Mais, en allant plus au fond des choses et sans a priori, on réalise
que cette confrontation de cultures est potentiellement porteuse d’un
véritable renversement salutaire de conception du monde. « La
vision dominante est celle d’un Occident qui apporte de l’aide à
l’Afrique mais (celle-ci) a aussi des choses à apporter, même
si on le voit moins du fait de ses difficultés.
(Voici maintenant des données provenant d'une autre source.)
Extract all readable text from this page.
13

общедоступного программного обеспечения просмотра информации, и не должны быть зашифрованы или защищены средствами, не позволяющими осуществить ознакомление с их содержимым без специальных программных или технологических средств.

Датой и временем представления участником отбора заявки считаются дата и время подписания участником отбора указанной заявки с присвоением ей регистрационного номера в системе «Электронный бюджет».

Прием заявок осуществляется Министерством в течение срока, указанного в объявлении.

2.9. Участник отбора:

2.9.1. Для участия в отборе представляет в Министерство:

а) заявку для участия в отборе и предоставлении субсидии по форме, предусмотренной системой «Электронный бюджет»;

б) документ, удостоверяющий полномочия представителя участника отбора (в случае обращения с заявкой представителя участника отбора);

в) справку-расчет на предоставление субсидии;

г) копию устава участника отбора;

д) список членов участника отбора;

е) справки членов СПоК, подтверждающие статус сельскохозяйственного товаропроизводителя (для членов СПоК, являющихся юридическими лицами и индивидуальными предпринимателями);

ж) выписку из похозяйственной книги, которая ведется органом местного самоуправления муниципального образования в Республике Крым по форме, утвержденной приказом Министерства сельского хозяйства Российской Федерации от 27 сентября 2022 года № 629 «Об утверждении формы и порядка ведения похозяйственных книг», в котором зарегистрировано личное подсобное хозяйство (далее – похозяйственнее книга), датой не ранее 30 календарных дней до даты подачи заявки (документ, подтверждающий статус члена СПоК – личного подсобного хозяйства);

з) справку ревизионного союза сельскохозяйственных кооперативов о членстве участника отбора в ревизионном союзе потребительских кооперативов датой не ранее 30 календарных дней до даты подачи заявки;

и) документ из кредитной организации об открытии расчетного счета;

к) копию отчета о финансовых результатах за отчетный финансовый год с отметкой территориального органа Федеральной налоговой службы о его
En termes d’idées,
en termes de valeurs sociales surtout qui pourraient contribuer à renouveler
la pensée, et peut-être sortir le monde de ses difficultés.
Parce que le monde ne va pas bien » : ainsi s’exprime
la juriste et journaliste Anne-Cécile Robert dans une interviewi au journal
dakarois Wal Fadjri à l’occasion de la sortie de son ouvrage au
titre volontiers provocateur L’Afrique au secours de l’Occidentii.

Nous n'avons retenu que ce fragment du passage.